A key Republican National Committee official in Florida has propagated anti-vaccine language and falsehoods, comparing the Biden administration’s vaccine initiatives to Nazi-era “brown shirts” and calling vaccines “the mark of the beast,” equivalent to a “false god” on two occasions.
Covid-19 rumors are promoted by a top RNC official in Florida, who calls vaccines the “mark of the beast.”
The comments were published on Peter Feaman’s blog, “The Backhoe Chronicles,” which he posts weekly in a private MeWe group, according to CNN’s KFile. Feaman is a lawyer and RNC committeeman from Florida. The social media platform promotes itself as a “anti-Facebook” application. “The Biden brown shirts are starting to show up at private homes questioning vaccine papers,” Feaman said on July 20, wrongly assuming that government officials would show up at people’s homes to question their vaccination status and compared them to the Nazi Party’s paramilitary wing. He previously backed far-right Rep. Marjorie Taylor Greene, who used the phrase and received widespread condemnation. In May, Feaman referred to Covid-19 vaccines as a “mark of the beast,” a reference to a sign from the biblical Book of Revelations that denotes devotion to Satan, and dubbed Michigan Democratic Gov. Gretchen Whitmer “diabolical” for pushing vaccines. “Diabolical “Governor Whiter of Michigan wants citizens to receive the Mark of the Beast in order to participate in society,” Feaman wrote.

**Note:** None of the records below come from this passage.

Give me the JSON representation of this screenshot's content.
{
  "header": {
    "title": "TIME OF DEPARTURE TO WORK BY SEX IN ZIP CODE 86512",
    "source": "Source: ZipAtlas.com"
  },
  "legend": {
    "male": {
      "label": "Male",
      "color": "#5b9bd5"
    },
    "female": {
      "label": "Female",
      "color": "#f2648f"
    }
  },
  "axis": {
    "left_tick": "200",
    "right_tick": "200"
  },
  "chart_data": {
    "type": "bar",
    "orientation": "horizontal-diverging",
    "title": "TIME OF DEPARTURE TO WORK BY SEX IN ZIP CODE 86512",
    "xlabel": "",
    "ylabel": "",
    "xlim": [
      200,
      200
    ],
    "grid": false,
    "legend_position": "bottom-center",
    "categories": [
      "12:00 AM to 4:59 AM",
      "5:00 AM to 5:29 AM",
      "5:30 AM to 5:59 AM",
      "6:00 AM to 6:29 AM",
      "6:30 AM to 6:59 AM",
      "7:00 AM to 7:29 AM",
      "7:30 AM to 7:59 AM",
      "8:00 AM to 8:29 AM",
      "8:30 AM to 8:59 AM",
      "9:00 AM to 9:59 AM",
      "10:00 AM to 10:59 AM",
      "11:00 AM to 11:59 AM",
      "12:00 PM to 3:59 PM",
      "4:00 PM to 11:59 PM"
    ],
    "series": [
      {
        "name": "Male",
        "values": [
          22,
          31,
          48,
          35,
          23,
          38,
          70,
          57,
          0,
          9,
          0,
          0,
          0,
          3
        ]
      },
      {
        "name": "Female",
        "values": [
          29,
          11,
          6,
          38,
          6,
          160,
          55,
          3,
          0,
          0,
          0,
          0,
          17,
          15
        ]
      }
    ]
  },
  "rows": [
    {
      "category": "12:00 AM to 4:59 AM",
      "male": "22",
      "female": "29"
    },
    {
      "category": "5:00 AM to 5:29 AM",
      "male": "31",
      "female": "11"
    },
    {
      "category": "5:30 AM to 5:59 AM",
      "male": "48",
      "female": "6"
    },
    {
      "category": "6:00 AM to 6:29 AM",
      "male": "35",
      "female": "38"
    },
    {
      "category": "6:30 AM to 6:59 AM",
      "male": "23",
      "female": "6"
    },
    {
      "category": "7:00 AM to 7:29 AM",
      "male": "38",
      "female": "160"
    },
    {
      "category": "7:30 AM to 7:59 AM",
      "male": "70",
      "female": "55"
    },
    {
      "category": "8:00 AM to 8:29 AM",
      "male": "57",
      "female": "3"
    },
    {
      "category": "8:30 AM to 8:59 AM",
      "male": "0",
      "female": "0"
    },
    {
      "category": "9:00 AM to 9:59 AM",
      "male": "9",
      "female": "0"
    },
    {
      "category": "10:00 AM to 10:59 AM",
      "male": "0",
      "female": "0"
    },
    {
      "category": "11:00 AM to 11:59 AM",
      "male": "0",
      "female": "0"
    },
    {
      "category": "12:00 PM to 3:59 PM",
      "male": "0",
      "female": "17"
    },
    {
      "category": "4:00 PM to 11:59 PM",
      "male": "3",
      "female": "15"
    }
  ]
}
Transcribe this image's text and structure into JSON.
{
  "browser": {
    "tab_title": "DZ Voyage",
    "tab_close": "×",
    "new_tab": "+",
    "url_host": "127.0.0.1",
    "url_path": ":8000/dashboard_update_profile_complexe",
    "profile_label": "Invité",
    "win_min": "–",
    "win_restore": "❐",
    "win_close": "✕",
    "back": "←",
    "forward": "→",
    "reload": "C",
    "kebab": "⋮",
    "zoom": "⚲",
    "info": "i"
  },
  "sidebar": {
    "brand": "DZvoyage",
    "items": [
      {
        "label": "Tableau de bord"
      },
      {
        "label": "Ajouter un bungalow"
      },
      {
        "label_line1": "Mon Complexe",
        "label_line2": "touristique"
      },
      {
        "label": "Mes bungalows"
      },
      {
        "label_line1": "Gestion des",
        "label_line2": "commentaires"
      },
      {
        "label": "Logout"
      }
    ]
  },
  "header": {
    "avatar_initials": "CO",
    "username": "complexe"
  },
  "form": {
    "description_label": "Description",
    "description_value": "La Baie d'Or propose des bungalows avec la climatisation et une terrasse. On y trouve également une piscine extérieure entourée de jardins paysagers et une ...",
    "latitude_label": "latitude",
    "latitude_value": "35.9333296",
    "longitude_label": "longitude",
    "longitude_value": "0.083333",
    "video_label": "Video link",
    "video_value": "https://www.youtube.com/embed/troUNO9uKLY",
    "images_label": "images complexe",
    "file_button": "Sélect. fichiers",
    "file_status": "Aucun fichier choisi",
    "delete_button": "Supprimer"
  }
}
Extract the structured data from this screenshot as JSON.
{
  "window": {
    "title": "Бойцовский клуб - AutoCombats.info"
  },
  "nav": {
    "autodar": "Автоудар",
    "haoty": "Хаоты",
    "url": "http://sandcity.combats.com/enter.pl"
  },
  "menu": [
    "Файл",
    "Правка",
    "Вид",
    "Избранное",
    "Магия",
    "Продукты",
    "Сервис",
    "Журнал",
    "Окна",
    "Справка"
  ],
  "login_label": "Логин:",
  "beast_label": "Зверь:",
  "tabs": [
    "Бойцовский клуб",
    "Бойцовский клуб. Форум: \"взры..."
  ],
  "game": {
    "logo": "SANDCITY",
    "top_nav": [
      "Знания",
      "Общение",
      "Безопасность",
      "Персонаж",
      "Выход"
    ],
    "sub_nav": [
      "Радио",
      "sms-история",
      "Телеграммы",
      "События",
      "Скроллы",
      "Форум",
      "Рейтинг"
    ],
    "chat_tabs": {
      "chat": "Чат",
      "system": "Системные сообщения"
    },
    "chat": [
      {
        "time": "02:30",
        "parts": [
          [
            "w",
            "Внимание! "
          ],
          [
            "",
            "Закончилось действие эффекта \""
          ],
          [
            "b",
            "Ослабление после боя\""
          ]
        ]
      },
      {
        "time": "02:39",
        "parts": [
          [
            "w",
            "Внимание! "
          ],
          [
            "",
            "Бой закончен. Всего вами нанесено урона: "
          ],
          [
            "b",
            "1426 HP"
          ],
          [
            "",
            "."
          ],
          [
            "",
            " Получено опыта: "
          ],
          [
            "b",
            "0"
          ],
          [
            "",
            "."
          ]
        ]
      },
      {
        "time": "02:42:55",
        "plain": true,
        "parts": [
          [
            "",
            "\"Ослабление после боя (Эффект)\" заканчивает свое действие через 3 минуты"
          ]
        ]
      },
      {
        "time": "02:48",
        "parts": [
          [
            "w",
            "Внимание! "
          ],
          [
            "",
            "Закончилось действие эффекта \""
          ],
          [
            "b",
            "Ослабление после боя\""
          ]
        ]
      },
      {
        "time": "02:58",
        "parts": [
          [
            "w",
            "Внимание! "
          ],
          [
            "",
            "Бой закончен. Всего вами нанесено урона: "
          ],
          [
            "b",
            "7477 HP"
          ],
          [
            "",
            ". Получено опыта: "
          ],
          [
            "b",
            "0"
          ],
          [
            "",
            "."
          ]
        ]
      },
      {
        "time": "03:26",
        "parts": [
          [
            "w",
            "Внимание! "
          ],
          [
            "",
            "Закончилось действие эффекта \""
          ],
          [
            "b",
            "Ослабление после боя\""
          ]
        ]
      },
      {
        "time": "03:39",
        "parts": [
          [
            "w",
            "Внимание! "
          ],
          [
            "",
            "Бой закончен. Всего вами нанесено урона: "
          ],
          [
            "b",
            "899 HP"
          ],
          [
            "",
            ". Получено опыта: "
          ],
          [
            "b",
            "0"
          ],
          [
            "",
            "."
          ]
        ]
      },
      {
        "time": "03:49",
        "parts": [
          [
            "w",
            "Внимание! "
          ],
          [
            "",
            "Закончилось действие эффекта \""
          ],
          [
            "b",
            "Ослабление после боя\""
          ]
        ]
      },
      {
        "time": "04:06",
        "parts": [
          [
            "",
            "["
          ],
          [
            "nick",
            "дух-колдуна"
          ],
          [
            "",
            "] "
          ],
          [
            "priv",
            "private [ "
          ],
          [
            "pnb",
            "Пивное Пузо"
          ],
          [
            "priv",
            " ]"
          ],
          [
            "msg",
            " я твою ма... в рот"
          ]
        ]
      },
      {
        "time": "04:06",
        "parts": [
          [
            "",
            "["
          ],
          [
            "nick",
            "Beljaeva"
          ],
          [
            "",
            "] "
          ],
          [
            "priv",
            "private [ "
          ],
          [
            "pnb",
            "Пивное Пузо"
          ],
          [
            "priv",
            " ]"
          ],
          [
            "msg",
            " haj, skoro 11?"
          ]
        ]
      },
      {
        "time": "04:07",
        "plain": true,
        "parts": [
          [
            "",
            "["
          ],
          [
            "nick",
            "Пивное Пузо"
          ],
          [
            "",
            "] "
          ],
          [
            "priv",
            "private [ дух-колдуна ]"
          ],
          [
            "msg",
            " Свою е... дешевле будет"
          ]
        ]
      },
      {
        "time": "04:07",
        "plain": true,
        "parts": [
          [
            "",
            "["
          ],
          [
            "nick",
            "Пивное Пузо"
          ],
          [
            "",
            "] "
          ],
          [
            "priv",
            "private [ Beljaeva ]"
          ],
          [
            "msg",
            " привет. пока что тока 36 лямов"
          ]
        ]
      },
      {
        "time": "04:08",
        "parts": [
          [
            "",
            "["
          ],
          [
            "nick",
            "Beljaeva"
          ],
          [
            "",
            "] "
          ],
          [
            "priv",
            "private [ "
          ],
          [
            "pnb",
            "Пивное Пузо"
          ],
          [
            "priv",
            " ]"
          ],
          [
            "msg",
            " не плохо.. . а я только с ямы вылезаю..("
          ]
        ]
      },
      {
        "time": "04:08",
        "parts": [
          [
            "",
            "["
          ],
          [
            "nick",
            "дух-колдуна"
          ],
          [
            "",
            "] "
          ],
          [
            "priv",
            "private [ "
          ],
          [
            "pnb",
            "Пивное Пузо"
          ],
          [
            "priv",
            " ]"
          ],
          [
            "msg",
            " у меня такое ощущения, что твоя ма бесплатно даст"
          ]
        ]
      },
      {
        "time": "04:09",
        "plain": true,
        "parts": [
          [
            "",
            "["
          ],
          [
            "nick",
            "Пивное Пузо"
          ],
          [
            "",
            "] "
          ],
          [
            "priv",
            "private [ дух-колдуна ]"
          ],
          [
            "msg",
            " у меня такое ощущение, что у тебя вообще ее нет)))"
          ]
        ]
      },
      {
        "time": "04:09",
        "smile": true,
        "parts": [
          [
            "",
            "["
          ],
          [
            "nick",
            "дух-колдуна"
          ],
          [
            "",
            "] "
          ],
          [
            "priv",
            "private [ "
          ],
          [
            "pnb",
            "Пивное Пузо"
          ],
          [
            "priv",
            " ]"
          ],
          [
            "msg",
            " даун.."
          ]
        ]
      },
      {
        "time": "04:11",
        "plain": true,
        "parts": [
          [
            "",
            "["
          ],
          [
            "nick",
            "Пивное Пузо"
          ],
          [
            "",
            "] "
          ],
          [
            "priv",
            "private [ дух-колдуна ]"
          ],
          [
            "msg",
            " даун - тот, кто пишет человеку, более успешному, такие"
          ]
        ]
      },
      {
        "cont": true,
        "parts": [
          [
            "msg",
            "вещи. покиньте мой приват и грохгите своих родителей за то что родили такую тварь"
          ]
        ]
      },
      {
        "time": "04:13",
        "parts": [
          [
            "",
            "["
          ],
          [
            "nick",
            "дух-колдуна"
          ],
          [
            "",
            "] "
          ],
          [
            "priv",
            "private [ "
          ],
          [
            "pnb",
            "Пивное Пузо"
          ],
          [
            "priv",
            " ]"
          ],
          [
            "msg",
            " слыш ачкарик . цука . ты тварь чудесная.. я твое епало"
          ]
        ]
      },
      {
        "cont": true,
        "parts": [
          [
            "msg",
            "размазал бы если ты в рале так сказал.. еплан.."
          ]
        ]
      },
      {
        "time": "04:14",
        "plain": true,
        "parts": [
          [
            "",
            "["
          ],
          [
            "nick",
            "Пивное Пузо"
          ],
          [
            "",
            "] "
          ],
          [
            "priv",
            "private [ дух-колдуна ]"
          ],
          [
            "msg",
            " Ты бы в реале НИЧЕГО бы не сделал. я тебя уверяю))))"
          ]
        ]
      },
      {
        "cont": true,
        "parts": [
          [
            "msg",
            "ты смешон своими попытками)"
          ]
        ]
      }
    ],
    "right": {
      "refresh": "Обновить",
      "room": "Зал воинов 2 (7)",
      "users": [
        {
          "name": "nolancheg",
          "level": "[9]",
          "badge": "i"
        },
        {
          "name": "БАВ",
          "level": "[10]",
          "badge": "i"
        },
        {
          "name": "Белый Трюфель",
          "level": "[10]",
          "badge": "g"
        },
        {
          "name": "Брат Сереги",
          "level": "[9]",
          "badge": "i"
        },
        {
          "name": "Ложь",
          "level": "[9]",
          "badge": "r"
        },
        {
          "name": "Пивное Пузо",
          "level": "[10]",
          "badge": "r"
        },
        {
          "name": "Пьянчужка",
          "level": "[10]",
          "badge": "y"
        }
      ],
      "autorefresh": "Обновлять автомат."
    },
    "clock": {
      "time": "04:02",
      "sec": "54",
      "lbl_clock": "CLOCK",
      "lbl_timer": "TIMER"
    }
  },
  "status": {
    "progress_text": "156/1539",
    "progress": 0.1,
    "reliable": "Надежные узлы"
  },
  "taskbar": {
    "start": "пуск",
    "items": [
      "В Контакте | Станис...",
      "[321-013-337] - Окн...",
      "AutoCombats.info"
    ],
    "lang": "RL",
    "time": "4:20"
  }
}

“Now, the Michigan Democrat has declared that she will prolong the state’s misery until inhabitants agree to get ‘the jab,’ and if enough of them do so, she will grant her requests.” Then she and Joe Biden might let them enjoy the Fourth of July,” he said, ostensibly referring to the Biden administration’s objective of vaccinating 70% of the adult population in the United States by that holiday. (The objective was not achieved.) “Hey Whitmer, we will not kneel to your bogus deity,” he added afterwards. Feaman and the RNC were contacted by CNN several times for comment, but neither responded. Feaman is one of three Florida members on the RNC’s governing body, the political committee that leads the Republican Party. Since 2012, he has held the role. State party chairman Joe Gruters endorsed his reelection to the position in 2020 during a Florida Republican Party convention, and he was previously nominated to nominating panels for state and federal judges by Sen. Marco Rubio and then-Florida Gov. Rick Scott. He also voted in the presidential elections of 2016 and 2020 as an elector. Florida set a new record for coronavirus hospitalizations on Sunday, only one day after the state saw the most new daily Covid-19 cases since the pandemic began. Feaman slammed the US Centers for Disease Control and Prevention guidance that suggests wearing masks indoors in areas with high Delta variant transmission rates on Thursday.
He wrote, “The wolves desire control and power.” “As for myself and my home, we’re going to resist them.” Feaman disseminated conspiracy theories in addition to medical falsehoods. Feaman promoted the myth that former President Donald Trump’s 2020 election was stolen, peddled Capitol insurgency myths, claiming that the January 6 insurgency was a “set up to make the Trump folks look terrible” and that it was a “false flag” operation carried out by Democrats to grab power. Feaman also tweeted an article from conservative talk show host Dennis Prager from February, in which the author linked Democrats’ behavior following the Capitol insurgency to Nazis’ use of the Reichstag fire to grab power in 1933. “What the left is doing in demonizing conservatives and Trump supporters is exactly what the Nazis did in 1933,” Feaman wrote on MeWe, but added that Trump supporters were “not terrified,” and that “unlike in 1933 Germany, they have guns.” Feaman wrote two books, “Wake Up, America!” in 2007 and “The Next Nightmare: How Political Correctness Will Destroy America” in 2012, in which he stated that “Islamofascism” was the greatest threat to Judeo-Christian values and the United States. A doctored blurb from The New York Times Book Review appears to be included in one of the books. “Wake Up, America!” has a blurb at the top of the front cover that says, “‘Wake Up, America! presents a compelling argument Americans cannot take for granted—that the world of today will not definitely exist tomorrow.—’as seen in The New York Times Book Review.” A similar blurb can be found on the book’s Amazon page. A Times spokeswoman stated that the publication did not print a review or cover the title in any manner, and that the illegal use of the Times’ name on the book was being investigated.